There were some unsavory names which crept into the opening of our last chapter; but they were sweet in the nostrils of Charles II. Of such were Buckingham, Rochester, Etherege, Dorset, and the Castelmaine. And we made a little moral counterpoise by the naming of Baxter’s Saints’ Rest, and of Tillotson, and of the healthful, noble verse of Andrew Marvell, by which we wished to impress upon our readers the fact that the whole world of England in that day was not given over to French court-dances and to foul-mouthed poets; but that the Puritan leaven was still working, even in literary ways, and that there were men of dignity, knowledge, culture, and rank, who never bowed down to such as the pretty Duchess of Portsmouth.
We had our glimpse of that witty buffoon Samuel Butler, who made clever antics in rhyme; and I think, we listened with a curious eagerness to what Samuel Pepys had to say of his play-going, and of the black patches with which his pretty wife set forth her beauty. Then came Bunyan, with his great sermonizing in barns and woods, and that far finer sermonizing which in the days of his jailhood took shape in the immortal story of Christian and Great-heart. He died over a grocer’s shop, in Snow Hill, London (its site now all effaced by the great Holborn Viaduct), whither he had gone on a preaching bout in the year 1688, only a few months before James II. was driven from his throne. It is worth going out by the City Road—only a short walk from Finsbury Square—to the cemetery of Bunhill Fields, where Bunyan was buried—to see the marble figure of the tinker preacher stretched upon the monument modern admirers have built, and to see Christian toiling below, with his burden strapped to his back.
Three Good Prosers.
In the course of that old Pepys’ Diary—out of which we had our regalement—there is several times mention of Thomas Fuller;[87] among others this:
“I sat down reading in Fuller’s English Worthies; being much troubled that (though he had some discourse with me about my family and armes) he says nothing at all. But I believe, indeed, our family were never considerable.”
Honest Pepys! Shrewd Dr. Fuller, and a man not to be forgotten! He was a “Cavalier parson” through the Civil-War days; was born down in Northamptonshire in the same town where John Dryden, twenty-three years later, first saw the light. He was full of wit, and full of knowledges; people called him—as so many have been and are called—“a walking library;” and his stout figure was to be seen many a time, in the Commonwealth days, striding through Fleet Street, and by Paul’s Walk, to Cheapside. There is quaint humor in his books, and quaintness and aptness of language. Coleridge says he was “the most sensible and least prejudiced great man of his time.”
Sir Thomas Browne,[88] a doctor, and the author of the Religio Medici and Urn-Burial, was another delightful author of the Civil-War times, whose life reached almost through the reign of Charles II.; yet he was not a war man—in matter of kings or of churches. Serenities hung over him in all those times wherein cannon thundered, and traitors (so called) were quartered, and cathedrals despoiled. He loved not great cities.

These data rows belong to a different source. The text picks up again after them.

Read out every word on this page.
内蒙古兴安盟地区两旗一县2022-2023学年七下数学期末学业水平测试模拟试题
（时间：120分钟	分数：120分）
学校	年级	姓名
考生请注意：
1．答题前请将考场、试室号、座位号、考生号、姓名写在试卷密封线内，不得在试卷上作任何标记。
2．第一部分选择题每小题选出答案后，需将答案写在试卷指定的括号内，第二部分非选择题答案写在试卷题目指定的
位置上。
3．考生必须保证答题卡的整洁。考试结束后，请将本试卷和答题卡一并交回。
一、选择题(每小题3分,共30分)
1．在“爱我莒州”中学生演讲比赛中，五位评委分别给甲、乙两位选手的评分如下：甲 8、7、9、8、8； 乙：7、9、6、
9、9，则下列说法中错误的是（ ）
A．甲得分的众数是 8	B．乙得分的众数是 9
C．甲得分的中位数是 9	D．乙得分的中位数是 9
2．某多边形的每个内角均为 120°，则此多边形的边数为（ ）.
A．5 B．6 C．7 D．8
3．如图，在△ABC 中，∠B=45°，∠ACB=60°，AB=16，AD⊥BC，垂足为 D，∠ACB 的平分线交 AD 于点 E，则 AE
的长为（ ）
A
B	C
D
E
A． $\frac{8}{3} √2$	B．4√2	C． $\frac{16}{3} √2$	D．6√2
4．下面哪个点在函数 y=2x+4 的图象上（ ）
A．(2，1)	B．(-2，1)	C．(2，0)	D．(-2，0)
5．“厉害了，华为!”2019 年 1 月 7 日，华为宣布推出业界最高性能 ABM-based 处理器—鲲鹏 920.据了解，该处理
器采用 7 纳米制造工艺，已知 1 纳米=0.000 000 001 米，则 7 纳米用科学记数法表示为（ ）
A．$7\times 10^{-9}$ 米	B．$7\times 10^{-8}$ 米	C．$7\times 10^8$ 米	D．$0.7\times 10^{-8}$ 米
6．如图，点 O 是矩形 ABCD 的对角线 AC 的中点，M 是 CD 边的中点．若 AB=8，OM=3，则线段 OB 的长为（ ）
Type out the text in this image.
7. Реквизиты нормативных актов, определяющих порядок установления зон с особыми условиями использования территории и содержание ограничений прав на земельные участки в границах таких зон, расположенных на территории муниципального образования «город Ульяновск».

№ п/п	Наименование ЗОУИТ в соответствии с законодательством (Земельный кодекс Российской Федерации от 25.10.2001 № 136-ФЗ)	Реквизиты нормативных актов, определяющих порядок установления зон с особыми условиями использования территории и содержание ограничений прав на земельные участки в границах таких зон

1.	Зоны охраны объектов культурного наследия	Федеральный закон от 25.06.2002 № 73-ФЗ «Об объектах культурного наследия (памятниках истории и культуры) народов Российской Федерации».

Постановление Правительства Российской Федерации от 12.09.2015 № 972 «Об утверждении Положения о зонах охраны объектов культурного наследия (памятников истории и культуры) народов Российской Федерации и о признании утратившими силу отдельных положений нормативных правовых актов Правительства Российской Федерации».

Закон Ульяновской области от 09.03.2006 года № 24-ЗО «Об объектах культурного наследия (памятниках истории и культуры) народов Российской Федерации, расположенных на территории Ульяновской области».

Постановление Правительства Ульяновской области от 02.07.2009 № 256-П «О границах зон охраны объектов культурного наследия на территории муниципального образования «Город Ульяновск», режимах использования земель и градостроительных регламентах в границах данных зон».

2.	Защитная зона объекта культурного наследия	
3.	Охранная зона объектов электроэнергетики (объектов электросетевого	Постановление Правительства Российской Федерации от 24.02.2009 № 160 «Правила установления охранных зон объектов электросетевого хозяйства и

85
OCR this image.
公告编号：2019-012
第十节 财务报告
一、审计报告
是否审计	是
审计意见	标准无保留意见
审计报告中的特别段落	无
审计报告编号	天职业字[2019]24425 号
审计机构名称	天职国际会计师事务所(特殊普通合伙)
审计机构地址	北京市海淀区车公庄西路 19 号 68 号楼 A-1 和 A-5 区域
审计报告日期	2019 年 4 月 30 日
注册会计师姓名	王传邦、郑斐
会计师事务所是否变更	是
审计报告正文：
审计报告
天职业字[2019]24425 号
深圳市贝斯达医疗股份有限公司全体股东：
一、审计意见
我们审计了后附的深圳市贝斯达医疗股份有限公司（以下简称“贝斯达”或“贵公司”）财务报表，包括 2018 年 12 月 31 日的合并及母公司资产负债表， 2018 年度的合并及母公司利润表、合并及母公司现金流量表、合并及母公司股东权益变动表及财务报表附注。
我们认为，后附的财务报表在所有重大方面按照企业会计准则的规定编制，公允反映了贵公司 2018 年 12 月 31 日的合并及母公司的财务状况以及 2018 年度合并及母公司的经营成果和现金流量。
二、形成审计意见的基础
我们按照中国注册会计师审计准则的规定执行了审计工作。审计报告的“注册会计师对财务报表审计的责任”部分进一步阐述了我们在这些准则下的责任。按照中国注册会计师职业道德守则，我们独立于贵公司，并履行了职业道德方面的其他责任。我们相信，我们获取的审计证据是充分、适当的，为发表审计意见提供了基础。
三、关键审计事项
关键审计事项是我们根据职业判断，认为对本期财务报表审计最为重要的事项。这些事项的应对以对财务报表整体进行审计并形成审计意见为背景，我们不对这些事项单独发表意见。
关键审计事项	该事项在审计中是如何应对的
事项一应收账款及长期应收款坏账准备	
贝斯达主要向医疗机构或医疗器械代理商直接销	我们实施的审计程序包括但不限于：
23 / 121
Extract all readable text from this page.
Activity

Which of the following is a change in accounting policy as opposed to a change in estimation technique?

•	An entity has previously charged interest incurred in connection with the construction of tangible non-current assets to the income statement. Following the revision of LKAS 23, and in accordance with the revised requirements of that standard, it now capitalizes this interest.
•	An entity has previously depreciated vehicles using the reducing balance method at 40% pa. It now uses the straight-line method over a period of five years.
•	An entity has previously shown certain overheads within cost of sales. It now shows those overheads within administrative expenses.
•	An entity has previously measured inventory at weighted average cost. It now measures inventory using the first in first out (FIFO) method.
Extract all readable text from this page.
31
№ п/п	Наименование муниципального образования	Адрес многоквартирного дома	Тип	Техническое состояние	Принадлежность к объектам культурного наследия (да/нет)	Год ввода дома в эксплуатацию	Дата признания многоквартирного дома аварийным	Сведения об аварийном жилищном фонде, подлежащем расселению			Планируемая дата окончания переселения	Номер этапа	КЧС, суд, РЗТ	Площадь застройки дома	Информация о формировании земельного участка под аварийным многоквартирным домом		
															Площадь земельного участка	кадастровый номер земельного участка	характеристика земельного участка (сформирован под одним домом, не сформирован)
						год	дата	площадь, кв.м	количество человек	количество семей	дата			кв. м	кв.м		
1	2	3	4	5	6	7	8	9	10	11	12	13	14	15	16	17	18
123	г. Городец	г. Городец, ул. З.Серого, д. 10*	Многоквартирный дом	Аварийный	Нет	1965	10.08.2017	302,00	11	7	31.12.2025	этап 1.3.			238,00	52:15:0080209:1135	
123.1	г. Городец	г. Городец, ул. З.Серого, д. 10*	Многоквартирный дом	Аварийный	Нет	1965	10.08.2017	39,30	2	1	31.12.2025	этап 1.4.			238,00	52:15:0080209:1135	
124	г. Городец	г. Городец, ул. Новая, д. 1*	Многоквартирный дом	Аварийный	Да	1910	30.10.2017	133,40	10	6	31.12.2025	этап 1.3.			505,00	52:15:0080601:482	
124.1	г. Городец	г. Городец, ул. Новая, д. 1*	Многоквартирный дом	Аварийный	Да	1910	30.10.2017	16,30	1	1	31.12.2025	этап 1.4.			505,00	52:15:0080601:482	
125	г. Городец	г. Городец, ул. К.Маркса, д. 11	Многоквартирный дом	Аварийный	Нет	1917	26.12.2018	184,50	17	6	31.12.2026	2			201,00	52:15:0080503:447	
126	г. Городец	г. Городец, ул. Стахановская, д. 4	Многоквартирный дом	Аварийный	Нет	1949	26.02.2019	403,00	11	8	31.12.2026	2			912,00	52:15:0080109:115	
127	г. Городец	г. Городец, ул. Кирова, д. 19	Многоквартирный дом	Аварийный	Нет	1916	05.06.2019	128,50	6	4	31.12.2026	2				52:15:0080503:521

London never magnetized him; but after his thorough continental travel and his doctorate at Leyden, he planted himself in that old, crooked-streeted city of Norwich, in Norfolk; and there, under the shadow of the stupendous mound and Keep (which date from the early Henrys) he built up a home, of which he made a museum—served the sick—reared a family of ten children, and followed those meditative ways of thought which led him through sepulchral urns, and the miracles of growth, and the Holy Scriptures, away from all the “decrees of councils and the niceties of the schools” to the altitudes he reaches in the Religio Medici.
I must excerpt something to show the humors of this Norwich doctor, and it shall be this:
“Light that makes things seen makes some things invisible. Were it not for darkness, and the shadow of the earth, the noblest part of Creation had remained unseen, and the stars in Heaven as invisible as on the Fourth day when they were created above the horizon with the Sun, and there was not an eye to behold them. The greatest mystery of Religion is expressed by adumbration, and in the noblest part of Jewish types we find the Cherubim shadowing the Mercy Seat. Life itself is but the Shadow of Death, and souls departed but the Shadows of the Living. The sun itself is but the dark Simulacrum, and light but the shadow of God.”